7. Limitations, caveats, and restrained interpretation
The most important limitation is documentary. The available literature does not specify whether Command A+ exists as a distinct model, and it does not provide its size, architecture, tokenizer, language support, context length, or benchmark sheet (Cohere et al., 1 Apr 2025). For that reason, any article on Command A+ must avoid collapsing Command A documentation into direct claims about A+.
The Command A report also states several broader caveats. Academic benchmarks are described as imperfect; human evaluation is noisy; model merging is coarse and does not guarantee a local optimum; code capability preservation under merging is weaker than some other domains; reward models can memorize; and safety trade-offs between answering and refusing remain real (Cohere et al., 1 Apr 2025).
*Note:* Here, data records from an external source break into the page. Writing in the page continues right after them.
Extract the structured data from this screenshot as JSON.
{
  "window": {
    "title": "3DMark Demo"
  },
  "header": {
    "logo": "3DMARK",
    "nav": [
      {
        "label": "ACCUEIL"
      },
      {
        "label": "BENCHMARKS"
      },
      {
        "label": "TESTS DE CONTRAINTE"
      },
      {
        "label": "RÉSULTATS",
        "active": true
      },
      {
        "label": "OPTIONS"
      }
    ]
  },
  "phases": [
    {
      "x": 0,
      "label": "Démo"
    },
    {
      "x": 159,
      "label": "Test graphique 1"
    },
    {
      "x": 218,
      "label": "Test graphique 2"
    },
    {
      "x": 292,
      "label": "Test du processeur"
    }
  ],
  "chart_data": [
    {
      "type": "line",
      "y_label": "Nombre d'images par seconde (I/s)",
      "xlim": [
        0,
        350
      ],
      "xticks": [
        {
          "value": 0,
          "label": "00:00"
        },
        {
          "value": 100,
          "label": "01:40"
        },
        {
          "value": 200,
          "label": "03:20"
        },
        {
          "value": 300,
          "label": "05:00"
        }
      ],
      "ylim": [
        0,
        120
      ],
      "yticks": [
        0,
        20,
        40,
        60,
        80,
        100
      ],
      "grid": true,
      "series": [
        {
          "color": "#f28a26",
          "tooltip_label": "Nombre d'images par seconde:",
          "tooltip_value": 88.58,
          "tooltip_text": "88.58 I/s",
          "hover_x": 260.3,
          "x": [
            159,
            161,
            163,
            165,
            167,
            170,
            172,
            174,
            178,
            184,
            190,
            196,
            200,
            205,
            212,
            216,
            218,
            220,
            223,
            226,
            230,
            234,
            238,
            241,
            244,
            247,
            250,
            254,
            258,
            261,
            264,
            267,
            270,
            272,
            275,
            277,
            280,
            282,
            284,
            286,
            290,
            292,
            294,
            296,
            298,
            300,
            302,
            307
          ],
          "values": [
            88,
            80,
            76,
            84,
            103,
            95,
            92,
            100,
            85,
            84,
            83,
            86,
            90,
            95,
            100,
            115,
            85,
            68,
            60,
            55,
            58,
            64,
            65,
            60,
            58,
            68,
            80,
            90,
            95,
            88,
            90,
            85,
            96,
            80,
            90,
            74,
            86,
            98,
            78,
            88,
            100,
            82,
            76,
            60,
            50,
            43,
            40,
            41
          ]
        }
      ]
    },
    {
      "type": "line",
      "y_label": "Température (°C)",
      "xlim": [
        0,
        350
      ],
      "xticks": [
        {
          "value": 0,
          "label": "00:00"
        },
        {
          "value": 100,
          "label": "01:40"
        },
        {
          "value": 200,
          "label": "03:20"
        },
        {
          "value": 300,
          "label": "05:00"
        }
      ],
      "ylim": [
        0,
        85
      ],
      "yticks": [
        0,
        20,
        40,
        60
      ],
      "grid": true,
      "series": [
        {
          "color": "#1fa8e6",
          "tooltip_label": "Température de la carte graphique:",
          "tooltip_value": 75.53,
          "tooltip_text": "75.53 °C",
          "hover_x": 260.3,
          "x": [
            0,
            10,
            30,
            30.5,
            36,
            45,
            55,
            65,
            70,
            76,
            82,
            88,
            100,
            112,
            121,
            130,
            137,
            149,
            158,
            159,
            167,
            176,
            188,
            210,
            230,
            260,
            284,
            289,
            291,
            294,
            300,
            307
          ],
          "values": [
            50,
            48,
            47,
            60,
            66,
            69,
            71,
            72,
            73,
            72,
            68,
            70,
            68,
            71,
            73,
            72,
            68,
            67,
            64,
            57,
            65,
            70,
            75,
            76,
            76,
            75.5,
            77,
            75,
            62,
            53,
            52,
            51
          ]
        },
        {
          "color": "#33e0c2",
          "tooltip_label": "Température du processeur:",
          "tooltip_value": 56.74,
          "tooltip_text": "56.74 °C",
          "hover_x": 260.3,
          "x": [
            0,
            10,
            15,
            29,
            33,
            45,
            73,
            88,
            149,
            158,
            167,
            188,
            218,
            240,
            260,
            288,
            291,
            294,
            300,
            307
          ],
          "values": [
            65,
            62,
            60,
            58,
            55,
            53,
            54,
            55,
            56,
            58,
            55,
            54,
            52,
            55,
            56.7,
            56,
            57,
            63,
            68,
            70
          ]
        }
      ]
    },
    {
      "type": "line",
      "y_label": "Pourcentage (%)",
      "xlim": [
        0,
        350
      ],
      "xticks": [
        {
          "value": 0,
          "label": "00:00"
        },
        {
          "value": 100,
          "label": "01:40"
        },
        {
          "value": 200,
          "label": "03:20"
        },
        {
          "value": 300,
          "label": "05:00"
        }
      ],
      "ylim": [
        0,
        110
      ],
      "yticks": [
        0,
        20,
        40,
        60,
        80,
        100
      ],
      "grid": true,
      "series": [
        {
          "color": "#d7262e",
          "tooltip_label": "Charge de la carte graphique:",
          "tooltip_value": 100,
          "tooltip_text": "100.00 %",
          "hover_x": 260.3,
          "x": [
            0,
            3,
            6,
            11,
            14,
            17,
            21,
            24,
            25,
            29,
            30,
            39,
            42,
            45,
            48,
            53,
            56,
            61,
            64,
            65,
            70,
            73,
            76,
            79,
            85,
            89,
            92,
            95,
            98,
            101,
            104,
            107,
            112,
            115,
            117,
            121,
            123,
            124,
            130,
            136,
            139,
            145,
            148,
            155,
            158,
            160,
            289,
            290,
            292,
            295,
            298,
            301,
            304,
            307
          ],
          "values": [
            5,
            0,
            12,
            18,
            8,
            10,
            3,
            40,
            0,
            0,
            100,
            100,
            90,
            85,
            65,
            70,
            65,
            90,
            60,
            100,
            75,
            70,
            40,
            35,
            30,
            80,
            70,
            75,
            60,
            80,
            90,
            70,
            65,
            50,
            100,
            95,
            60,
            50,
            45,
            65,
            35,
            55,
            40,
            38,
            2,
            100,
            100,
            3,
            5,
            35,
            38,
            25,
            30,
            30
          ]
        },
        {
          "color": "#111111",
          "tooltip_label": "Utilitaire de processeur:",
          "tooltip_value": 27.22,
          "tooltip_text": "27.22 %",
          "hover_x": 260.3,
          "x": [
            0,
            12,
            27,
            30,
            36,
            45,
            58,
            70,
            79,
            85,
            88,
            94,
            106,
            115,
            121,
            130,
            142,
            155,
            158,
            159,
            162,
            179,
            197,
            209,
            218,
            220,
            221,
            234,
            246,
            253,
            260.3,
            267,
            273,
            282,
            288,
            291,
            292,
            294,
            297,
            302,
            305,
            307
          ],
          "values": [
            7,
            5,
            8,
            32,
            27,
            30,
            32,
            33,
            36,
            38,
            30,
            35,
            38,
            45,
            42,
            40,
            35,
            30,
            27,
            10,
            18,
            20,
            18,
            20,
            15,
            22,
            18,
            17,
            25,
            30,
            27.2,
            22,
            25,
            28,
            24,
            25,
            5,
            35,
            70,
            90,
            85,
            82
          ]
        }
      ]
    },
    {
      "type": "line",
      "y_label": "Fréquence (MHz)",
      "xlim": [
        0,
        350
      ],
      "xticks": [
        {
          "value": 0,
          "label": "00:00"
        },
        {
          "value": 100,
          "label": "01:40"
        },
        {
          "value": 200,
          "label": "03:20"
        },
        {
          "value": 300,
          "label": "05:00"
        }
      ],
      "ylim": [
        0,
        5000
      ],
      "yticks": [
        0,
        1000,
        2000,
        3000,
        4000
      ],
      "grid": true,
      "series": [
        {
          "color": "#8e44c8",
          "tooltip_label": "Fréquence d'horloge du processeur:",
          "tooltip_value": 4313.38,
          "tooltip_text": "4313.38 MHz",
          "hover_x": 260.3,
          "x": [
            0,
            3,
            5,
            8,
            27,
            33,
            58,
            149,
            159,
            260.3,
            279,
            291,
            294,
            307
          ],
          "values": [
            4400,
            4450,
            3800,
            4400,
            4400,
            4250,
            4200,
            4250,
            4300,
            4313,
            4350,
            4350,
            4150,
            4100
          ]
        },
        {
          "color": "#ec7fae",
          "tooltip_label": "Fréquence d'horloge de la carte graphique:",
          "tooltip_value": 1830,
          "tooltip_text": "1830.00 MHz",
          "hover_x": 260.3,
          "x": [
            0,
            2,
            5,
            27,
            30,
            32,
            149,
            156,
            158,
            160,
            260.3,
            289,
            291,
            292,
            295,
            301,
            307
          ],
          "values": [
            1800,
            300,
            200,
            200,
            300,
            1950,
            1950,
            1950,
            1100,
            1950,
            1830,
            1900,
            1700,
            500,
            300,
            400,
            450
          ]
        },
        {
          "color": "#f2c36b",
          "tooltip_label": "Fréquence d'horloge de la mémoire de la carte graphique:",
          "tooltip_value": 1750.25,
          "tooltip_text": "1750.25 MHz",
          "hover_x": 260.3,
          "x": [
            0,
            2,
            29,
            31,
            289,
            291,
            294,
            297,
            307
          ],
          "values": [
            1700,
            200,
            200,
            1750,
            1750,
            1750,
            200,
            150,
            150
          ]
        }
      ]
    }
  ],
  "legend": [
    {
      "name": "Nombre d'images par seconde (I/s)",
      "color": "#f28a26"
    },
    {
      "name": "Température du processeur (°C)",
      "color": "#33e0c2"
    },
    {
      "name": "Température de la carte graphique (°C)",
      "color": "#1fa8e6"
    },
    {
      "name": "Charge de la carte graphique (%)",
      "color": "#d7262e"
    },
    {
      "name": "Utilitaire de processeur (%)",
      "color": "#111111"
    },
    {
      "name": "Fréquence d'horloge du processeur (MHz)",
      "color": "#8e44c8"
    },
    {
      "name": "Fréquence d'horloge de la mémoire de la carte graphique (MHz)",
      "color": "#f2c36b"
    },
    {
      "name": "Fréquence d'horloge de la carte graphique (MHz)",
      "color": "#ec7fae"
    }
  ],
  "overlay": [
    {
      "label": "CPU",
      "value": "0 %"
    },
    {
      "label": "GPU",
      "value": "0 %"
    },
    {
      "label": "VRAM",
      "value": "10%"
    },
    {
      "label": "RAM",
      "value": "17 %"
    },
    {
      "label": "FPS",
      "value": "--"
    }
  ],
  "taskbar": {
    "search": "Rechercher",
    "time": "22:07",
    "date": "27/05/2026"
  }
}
The drone-interface paper adds operational caveats: no formal quantitative safety evaluation, no control-theoretic derivation, approximately 5k tokens consumed by 45 tool definitions, and unreliable long-horizon monitoring under current LLM behavior (Ramos-Silva et al., 21 Jan 2026). The user-modeling and shell-customization papers add dataset-level caveats, including lossy session bag-of-commands representations in SimCURL and the fact that public GitHub dotfiles may not represent all shell users (Chu et al., 2022, Schröder et al., 2020).
The most defensible bottom-line interpretation is therefore narrow. Command A+ is not a directly documented arXiv object in the supplied corpus; Command A is the documented reference point, and it is characterized by enterprise deployment, grounded RAG, tool use, multilingual support, long context, and a decentralized merge-heavy training pipeline (Cohere et al., 1 Apr 2025). Adjacent command-oriented research shows that command-capable AI systems extend beyond text generation into MCP-mediated physical control, telemetry-derived user representations, and command-line workflow adaptation (Ramos-Silva et al., 21 Jan 2026, Chu et al., 2022, Schröder et al., 2020). This suggests that the technical significance of any future or externally named Command A+ would depend not only on model-scale improvements, but also on how it engages with the broader command stack: tools, protocols, users, and safety.